Description
Is your feature request related to a problem? Please describe.
We have found that periodically (for reasons that we still need to root cause) our workers run into a series of Failed running eviction job for run ID 0196d798-a08b-7a00-9082-353865f449b4, continually retrying eviction. Since eviction could not be processed, this worker may not complete and the slot may remain forever used unless it eventually completes.
errors. Then hours later when the pod containing the worker is terminated, we see this log: Shutting down workflow worker, but 46 workflow(s) could not be evicted previously, so the shutdown may hang
. For this particular worker, we run 50 concurrent workflows, which if I interpret things correct means that for several hours the worker was in an infinite loop trying to allow 46 workflows to evict and only able to process 4 workflow tasks at a time.

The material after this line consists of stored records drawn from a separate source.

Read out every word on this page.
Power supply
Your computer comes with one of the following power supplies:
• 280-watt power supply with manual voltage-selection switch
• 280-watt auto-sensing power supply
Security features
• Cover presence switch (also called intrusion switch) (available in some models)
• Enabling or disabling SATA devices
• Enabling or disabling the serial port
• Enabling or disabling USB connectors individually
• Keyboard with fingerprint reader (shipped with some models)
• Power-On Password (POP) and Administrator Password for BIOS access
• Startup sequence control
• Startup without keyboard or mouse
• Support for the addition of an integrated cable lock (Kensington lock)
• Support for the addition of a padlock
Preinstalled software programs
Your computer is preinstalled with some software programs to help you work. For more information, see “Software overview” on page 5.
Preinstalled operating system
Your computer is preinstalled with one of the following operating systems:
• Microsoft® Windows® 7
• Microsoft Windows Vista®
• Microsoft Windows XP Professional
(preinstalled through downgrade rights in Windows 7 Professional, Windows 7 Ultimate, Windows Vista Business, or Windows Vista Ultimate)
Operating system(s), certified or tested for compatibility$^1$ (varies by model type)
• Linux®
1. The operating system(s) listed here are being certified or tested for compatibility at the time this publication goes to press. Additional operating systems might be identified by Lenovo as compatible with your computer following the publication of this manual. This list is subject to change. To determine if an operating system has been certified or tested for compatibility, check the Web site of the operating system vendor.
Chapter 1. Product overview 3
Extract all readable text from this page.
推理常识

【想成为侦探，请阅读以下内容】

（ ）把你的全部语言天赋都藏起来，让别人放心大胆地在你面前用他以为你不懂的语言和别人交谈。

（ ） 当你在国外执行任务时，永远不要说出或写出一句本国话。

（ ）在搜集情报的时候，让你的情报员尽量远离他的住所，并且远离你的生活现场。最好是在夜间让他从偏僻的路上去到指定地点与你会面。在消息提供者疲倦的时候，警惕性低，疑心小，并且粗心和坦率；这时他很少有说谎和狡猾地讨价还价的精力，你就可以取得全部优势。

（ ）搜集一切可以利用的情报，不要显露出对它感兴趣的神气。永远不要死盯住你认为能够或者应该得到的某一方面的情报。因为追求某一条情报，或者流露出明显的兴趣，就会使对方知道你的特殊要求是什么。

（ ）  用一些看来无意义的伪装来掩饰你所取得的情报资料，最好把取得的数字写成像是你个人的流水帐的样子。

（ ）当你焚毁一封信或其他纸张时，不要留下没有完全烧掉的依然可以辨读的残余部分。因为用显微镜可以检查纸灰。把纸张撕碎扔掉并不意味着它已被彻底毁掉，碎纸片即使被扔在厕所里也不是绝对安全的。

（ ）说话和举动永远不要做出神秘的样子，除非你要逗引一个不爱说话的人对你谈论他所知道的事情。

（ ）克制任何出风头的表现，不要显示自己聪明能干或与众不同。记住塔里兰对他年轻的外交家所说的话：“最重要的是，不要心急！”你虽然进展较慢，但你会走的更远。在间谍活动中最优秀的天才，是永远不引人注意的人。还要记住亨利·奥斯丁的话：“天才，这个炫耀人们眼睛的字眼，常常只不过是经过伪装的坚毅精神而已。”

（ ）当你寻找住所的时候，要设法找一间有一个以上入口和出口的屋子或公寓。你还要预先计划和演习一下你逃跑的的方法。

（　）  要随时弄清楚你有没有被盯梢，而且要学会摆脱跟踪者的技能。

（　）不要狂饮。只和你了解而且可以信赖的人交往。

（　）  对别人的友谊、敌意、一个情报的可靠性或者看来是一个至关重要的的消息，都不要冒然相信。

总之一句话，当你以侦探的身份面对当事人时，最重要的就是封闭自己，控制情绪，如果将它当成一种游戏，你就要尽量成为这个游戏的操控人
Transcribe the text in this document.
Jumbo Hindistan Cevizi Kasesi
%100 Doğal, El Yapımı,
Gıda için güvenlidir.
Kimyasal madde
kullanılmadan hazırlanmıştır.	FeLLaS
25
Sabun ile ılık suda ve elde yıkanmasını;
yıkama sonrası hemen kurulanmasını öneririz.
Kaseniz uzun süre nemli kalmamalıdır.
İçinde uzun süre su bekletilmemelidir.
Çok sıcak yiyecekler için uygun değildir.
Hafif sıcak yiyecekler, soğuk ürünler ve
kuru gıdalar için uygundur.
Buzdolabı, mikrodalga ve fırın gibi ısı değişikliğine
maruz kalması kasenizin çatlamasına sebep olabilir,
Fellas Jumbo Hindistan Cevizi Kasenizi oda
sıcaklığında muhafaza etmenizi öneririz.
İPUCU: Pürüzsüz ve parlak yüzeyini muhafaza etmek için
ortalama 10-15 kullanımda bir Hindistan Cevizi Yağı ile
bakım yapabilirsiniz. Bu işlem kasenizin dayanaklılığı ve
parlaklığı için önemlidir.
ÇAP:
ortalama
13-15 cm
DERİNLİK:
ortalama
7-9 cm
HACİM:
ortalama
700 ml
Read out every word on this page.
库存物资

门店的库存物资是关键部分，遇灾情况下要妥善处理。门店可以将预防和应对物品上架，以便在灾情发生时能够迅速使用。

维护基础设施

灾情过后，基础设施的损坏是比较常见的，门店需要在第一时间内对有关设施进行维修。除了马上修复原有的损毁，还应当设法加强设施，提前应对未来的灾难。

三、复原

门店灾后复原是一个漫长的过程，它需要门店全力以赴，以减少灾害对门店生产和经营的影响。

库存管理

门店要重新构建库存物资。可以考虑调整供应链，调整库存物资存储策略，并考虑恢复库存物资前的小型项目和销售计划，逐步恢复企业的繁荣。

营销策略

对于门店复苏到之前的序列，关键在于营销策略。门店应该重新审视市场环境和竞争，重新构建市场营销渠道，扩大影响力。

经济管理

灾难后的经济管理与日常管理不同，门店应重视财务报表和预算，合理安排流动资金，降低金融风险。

We would like to be able to detect and alert on these situations more proactively. Usually we end up finding out about them because the worker set scales up to the maximum number of replicas for an extended period of time.
Describe the solution you'd like
Since the code already keeps track of when it is in its own infinite loop trying to process the eviction, I think it would be useful to expose that information as a metric so that alerting tools can be used to alert when pods have been in that state for whatever the team monitoring the metric determines to be "too long".
Additional context
If the team is bold enough, it could also be nice to do one or more of the following:
- Provide a setting that forces the worker to shutdown if it has been in an eviction loop for too long.
- Provide more threads than
max_concurrent_workflow_tasks
so that the ability to process workflows isn't as likely to be impeded by the infinite eviction loop.